Le Temple de l'oubli
Réaliser un grand succès d'édition avec une première BD n'est pas l'apanage de tout le monde. La difficulté était sans doute encore plus grande au début des années 80, dans un univers éditorial plutôt frileux. C'est pourtant ce qui est arrivé au duo Le Tendre Loisel avec La Conque de Ramor, premier tome de La Quête de l'oiseau du temps. Sans avoir assis ses auteurs sur des pétales de roses, elle leur a certainement fourni l'assurance, et accru leur exigence, à l'heure de la publication du Temple de l'oubli, deuxième tome de la série, sorti en 1984. La confirmation n'a pas tardé, et ce deuxième volet a extrait la série de la réussite anecdotique pour la promouvoir au rang des grands succès de l'époque.
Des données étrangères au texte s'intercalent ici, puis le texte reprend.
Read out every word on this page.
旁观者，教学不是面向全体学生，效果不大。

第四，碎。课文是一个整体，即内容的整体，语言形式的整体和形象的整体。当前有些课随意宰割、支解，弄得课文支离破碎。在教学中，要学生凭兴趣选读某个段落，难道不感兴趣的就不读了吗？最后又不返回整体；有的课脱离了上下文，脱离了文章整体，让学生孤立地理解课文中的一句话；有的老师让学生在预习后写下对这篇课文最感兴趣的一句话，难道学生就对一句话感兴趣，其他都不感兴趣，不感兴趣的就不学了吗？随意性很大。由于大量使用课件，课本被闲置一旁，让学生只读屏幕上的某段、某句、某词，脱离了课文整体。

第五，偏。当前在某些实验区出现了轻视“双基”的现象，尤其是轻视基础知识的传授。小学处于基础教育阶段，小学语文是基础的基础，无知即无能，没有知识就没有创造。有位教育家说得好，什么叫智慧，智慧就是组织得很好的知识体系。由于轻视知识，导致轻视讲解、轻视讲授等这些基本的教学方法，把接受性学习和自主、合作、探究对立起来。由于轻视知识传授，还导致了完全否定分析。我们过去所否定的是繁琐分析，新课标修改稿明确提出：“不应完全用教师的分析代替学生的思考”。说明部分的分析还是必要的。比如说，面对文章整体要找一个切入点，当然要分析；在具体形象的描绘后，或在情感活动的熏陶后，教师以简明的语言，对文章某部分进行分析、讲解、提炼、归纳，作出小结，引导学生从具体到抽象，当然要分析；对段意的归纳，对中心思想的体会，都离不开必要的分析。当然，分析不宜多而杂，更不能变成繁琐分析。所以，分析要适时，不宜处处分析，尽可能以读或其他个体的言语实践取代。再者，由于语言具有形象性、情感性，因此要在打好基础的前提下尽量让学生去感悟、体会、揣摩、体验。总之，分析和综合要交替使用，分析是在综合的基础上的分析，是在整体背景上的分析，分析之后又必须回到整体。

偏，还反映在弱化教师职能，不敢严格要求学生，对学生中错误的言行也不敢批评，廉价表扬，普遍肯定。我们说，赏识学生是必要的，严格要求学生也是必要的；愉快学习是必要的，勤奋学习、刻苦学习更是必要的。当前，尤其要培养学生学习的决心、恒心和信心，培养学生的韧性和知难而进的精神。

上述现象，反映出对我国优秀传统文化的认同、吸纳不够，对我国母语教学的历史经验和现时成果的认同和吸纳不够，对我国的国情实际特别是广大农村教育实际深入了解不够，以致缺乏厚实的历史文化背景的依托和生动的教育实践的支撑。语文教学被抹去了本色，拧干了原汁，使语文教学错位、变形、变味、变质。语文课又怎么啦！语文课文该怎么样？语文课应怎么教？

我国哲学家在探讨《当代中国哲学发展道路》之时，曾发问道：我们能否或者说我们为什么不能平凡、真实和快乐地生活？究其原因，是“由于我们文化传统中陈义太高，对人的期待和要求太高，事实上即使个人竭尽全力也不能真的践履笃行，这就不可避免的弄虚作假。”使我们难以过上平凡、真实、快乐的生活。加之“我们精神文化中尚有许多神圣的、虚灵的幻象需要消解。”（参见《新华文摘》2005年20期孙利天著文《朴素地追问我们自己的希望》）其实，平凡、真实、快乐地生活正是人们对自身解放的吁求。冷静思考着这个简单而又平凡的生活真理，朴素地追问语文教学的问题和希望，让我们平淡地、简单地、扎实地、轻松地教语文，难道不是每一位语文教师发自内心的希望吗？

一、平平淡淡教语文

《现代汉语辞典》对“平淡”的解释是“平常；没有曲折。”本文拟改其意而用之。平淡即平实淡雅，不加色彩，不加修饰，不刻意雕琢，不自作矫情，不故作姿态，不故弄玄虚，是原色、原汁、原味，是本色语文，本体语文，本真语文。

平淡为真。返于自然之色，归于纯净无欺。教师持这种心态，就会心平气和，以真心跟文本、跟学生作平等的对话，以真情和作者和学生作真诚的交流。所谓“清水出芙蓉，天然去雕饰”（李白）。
Une ascension irrésistible, comparable à l'évolution de La Quête elle-même, tirée vers le haut par le talent croissant de ses auteurs. Souvenez-vous...
"La magie déchire Akbar ! Elle nous séduit... nous illusionne..."
Bragon, Pélisse et l'Inconnnu ont ramené la conque de Ramor, chèrement conquise auprès des gris grelets, à Mara. Mais afin de l'étudier, la sorcière a besoin de plus de temps qu'il n'en reste jusqu'à la libération du dieu de la conque, qui sonnerait la fin du monde d'Akbar. Aussi tente-elle de persuader Bragon de partir à la recherche de l'oiseau du temps. Bragon accepte sans mal, le nombre des années, n'ayant guère émoussé sa passion pour Mara, passion qu'il reporte désormais sur la jolie et jeune frimousse de Pélisse.
Mais il y a un hic, ou plutôt deux. Le premier, c'est que l'emplacement de l'oiseau du temps n'est indiqué que sur des runes situées au coeur du temple de l'oubli, dont nul n'est jamais ressorti vivant, pas même les Jaisirs qui en gardent l'entrée. Le deuxième hic est que, pour s'assurer la réussite de son entreprise, Mara a choisi à Bragon un coéquipier dont celui-ci aurait bien voulu se passer: Bodias, le Prince-sorcier de la Marche des mille verts, celui-là même qui ravit le coeur de Mara dans la jeunesse de Bragon. Et pour ne rien arranger, les jaisirs semblent bien peu disposés à laisser Bragon entrer en posession des runes du temple. Dans ce contexte, leur alliance avec Bulrog, désormais ennemi notoire de Bragon, n'est pas pour faciliter la tâche à notre chevalier...
"...Pour mieux nous asservir... Mieux nous perdre."
Dans ce deuxième volume, le mystère s'épaissit : maintenant que la conque est entre les mains de Mara, se pose la question de ses réelles intentions. Et même si cette question est reléguée au second plan par l'aventure de Bragon et de ses compagnons, le personnage de Mara, n'apparaissant qu'au détour de petites vignettes ombreuses, prend désormais une dimension inquiétante. Cette impression est relayée dans toute l'aventure par les imprécations de Fjel ou de Bodias, chez lesquels la mort s'accompagne d'un sursaut de lucidité (et réciproquement). De même, l'étrange pouvoir du fourreux et son association quasi-symbiotique avec Pélisse projettent de nouvelles zones d'ombre sur l'apparente évidence. Ce tome est également caractérisé par un final tragique éblouissant, marqué par la disparition prématurée de Bodias (et incidemment de la Marche des mille verts), auquel on commençait tout juste à s'attacher après l'avoir copieusement détesté pendant la première moitié du tome. En somme plus l'aventure progresse, plus Bragon s'insinue en nous. Le talent de Le Tendre s'affirme plus que jamais, et l'intrigue générale de La Quête, tout juste ébauchée dans La Conque de Ramor, déploit ici toute son envergure.
Du point de vue du dessin, Le Temple de l'oubli marque une transition, notamment dans les décors et les prises de vue : Loisel enrichit ses planches de grandes vignettes et se ménage des perspectives pharaoniques, notamment dans le décor de Numûr qui n'est pas sans rappeler localement le trait de Moebius. Malgré quelques planches un peu fouillis, étrangement disséminées dans tout l'ablum, Le Temple de l'oubli présage le dessin futur de Loisel avec des traits plus fins et plus assurés. La mise en couleur suit la même évolution avec, deci-delà, des planches d'une densité rarement égalée depuis. La diversité des paysages, et leur abolue précision donnent à Akbar une épaisseur et une réalité qui prendront tout leur sens dans Le Rige et L'Oeuf des ténèbres.